= Hans Engelmann =

Hans Engelmann (16 June 1872 – 5 May 1914) was a composer of popular music in the late 19th and early 20th centuries. Although little is remembered of him today, his work was greatly appreciated in his time. Largely writing for teaching material, by the end of his short life he had created nearly three thousand works. His most popular work, Melody of Love has been recorded by many popular musicians in the mid 20th century.

==Biography==
Hans Engelmann was born in Berlin, Germany. The son of an officer in the Imperial German Army, he was educated in music as most male children of privileged families were during the time. Little else is recorded of his early life. In January 1891, against the wishes of his family (who encouraged Hans to become a doctor), he emigrated to the United States and soon established himself in Philadelphia, Pennsylvania.

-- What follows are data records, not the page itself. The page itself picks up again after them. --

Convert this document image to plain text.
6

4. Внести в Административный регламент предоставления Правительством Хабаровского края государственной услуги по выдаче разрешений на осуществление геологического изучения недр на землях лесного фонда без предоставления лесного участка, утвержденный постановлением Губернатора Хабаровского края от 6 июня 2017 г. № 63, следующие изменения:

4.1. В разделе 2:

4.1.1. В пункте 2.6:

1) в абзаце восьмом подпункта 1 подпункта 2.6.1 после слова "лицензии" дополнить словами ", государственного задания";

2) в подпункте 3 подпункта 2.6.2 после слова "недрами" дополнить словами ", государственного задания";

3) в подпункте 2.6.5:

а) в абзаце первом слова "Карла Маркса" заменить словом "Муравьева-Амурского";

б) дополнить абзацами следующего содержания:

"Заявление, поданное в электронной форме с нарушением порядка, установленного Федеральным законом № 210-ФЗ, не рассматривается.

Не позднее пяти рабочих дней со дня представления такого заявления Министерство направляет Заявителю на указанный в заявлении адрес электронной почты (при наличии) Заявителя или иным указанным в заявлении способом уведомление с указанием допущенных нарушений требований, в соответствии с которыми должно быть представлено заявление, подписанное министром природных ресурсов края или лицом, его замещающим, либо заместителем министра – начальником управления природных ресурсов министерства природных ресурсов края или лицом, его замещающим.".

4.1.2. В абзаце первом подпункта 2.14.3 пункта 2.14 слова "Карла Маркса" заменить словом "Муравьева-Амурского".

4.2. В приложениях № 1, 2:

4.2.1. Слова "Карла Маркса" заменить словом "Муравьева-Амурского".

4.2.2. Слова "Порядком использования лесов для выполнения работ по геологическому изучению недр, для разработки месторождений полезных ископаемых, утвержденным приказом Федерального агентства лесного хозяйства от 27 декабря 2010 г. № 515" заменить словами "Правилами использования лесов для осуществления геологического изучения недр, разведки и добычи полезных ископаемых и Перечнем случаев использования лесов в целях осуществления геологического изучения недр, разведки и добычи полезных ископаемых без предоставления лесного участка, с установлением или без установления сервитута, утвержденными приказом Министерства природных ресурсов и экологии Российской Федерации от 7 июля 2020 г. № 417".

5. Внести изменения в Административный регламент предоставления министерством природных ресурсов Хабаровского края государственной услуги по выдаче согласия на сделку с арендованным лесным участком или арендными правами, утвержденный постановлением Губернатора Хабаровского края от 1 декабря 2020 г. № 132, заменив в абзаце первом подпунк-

Engelmann wrote under the pseudonyms Heinrich Engel, Charles Lindsay and Pierre Renard, as well as his own name, a popular practice among musicians. And although the total volume of work during his lifetime is staggering, only a small amount was intended for performance. Most were written as teaching aids. Engelmann became a charter member of ASCAP, shortly before his death.

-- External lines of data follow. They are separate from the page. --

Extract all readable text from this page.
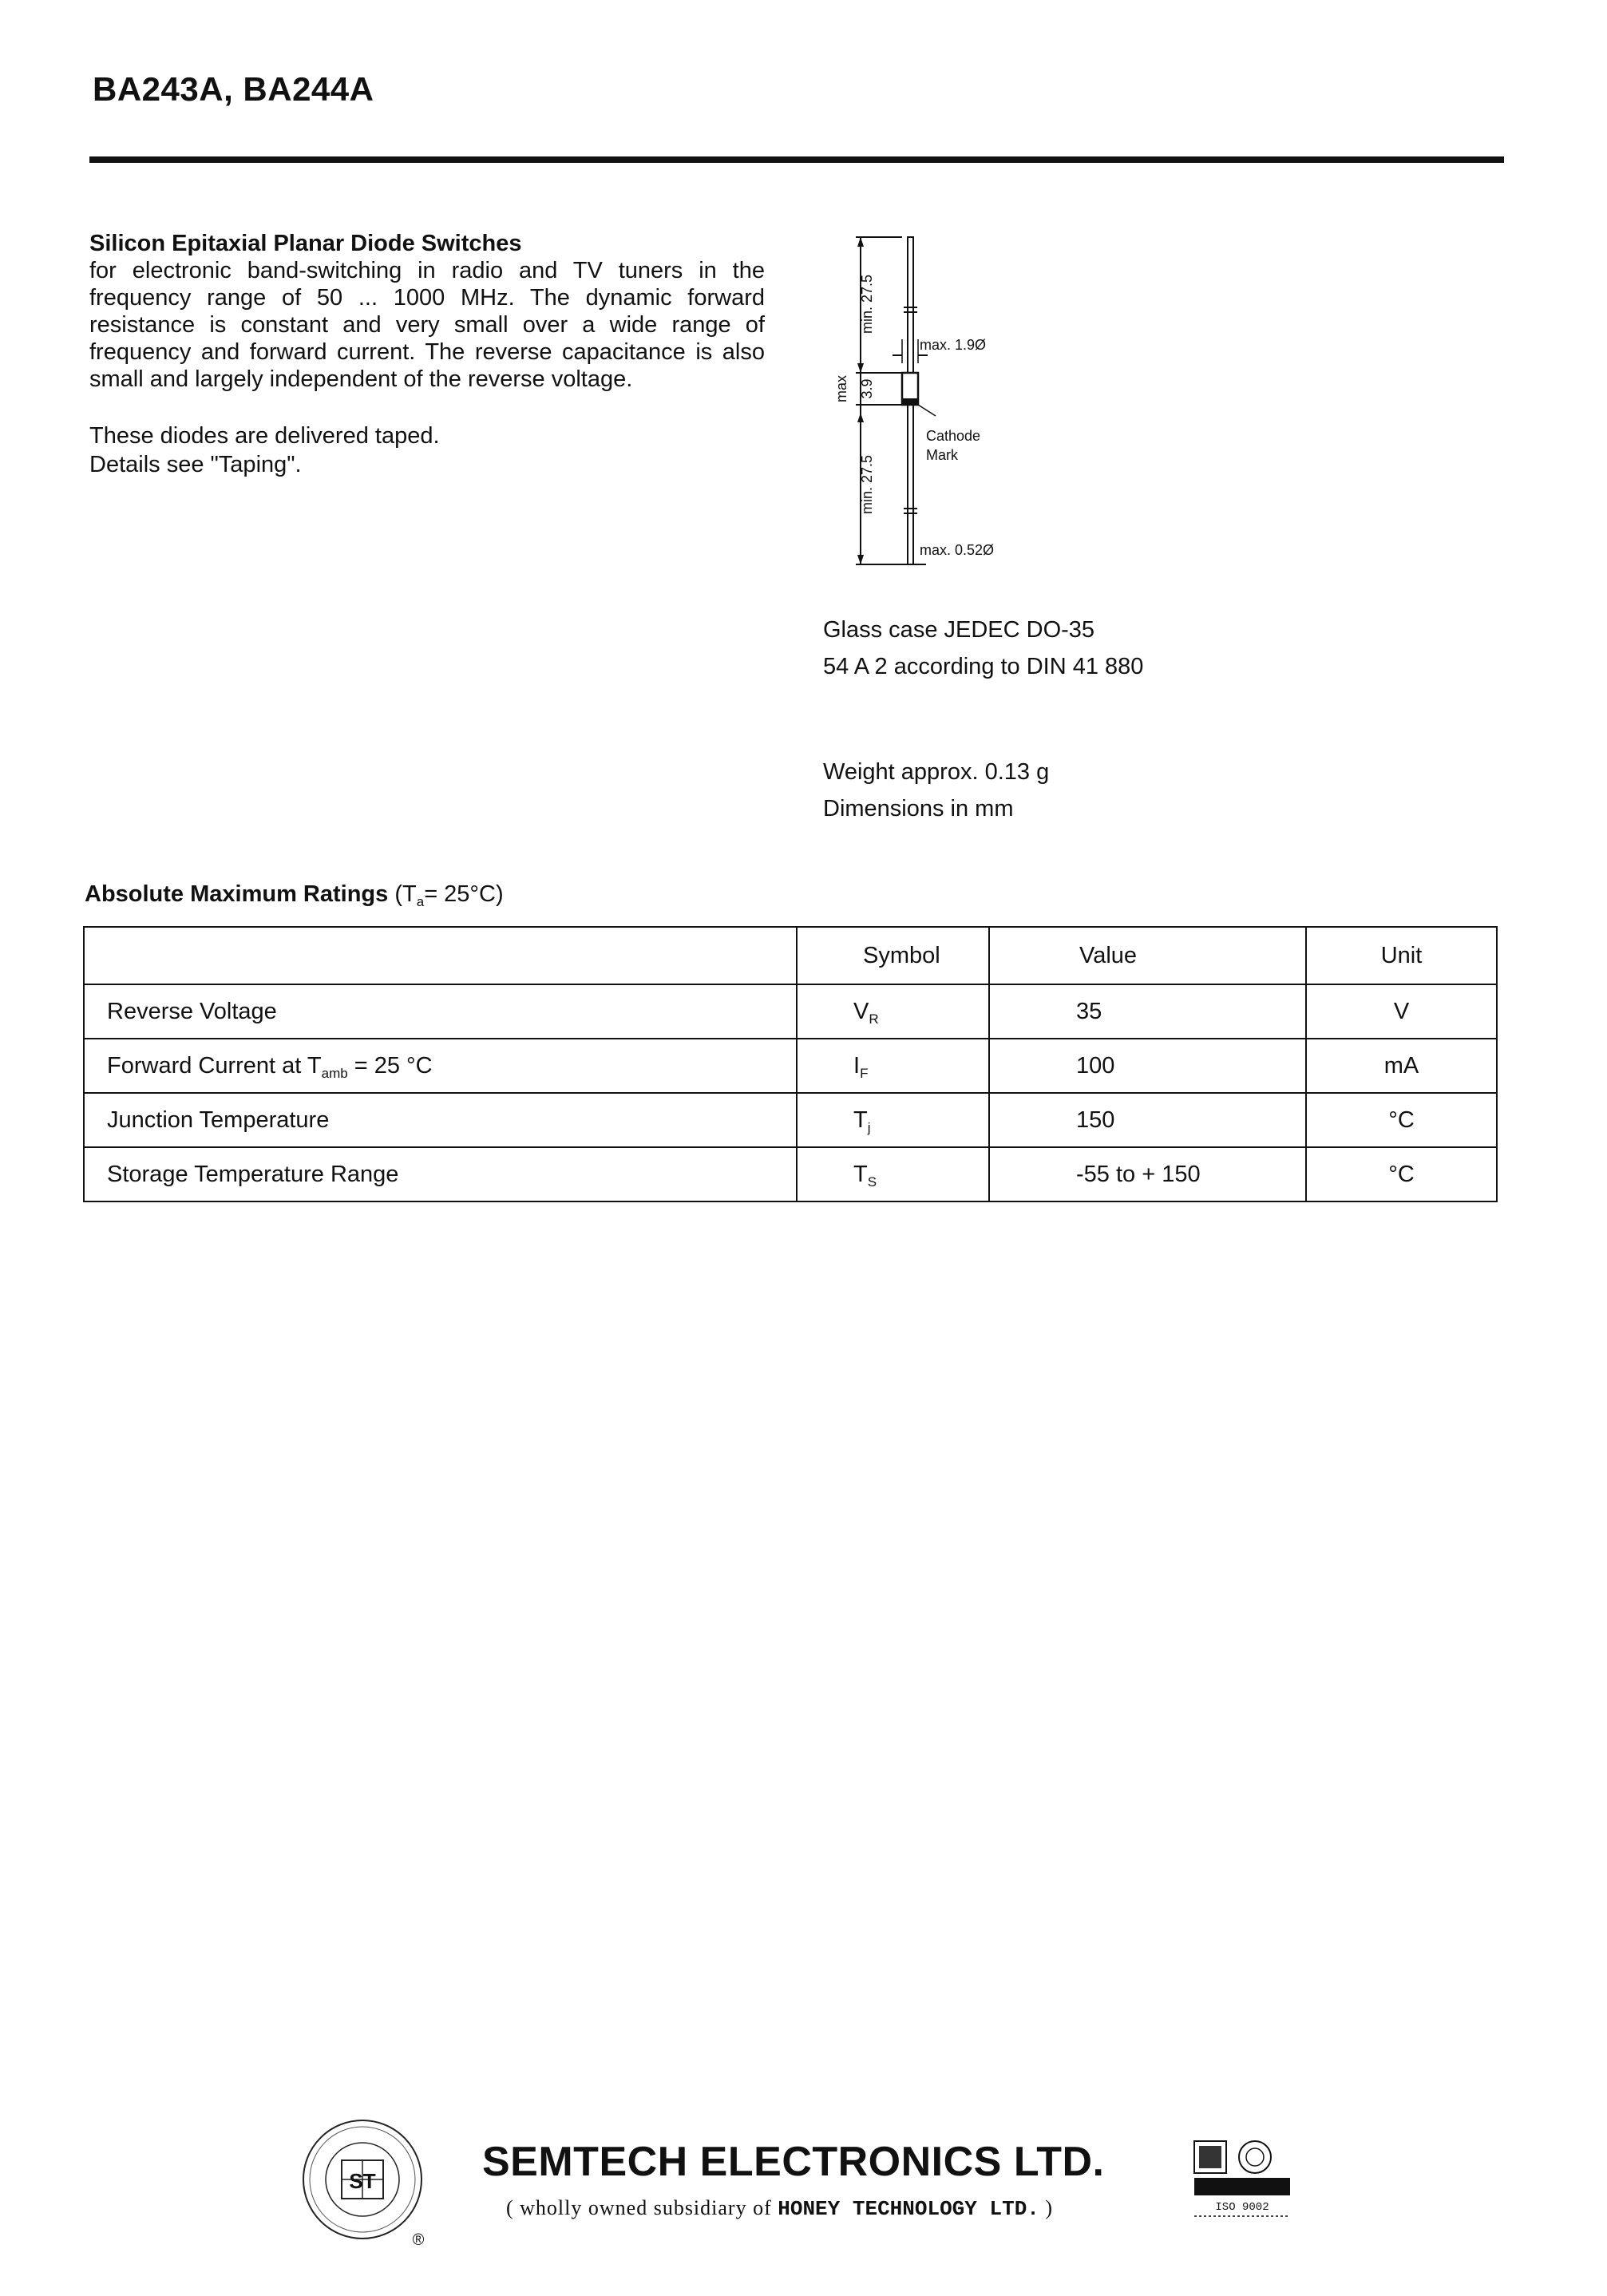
BA243A, BA244A
Silicon Epitaxial Planar Diode Switches
for electronic band-switching in radio and TV tuners in the frequency range of 50 ... 1000 MHz. The dynamic forward resistance is constant and very small over a wide range of frequency and forward current. The reverse capacitance is also small and largely independent of the reverse voltage.
These diodes are delivered taped.
Details see "Taping".
min. 27.5
max 3.9
min. 27.5
max. 1.9Ø
Cathode
Mark
max. 0.52Ø
Glass case JEDEC DO-35
54 A 2 according to DIN 41 880
Weight approx. 0.13 g
Dimensions in mm
Absolute Maximum Ratings $(T_a= 25^\circ C)$
	Symbol	Value	Unit
Reverse Voltage	$V_R$	35	V
Forward Current at $T_{amb} = 25$ °C	$I_F$	100	mA
Junction Temperature	$T_j$	150	°C
Storage Temperature Range	$T_S$	-55 to + 150	°C
ST
®
SEMTECH ELECTRONICS LTD.
( wholly owned subsidiary of HONEY TECHNOLOGY LTD. )	ISO 9002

Although he never recorded his composition "Melody of Love" himself, a version recorded by Billy Vaughn reached the Billboard Top 100 in 1955. Other versions have been recorded by Pat Boone, Frank Sinatra, and Patsy Kline after lyrics were added in 1954 by Tom Glazer.

Engelmann, who died in 1914, is buried in Hillside Cemetery in Roslyn, Pennsylvania, north of Philadelphia.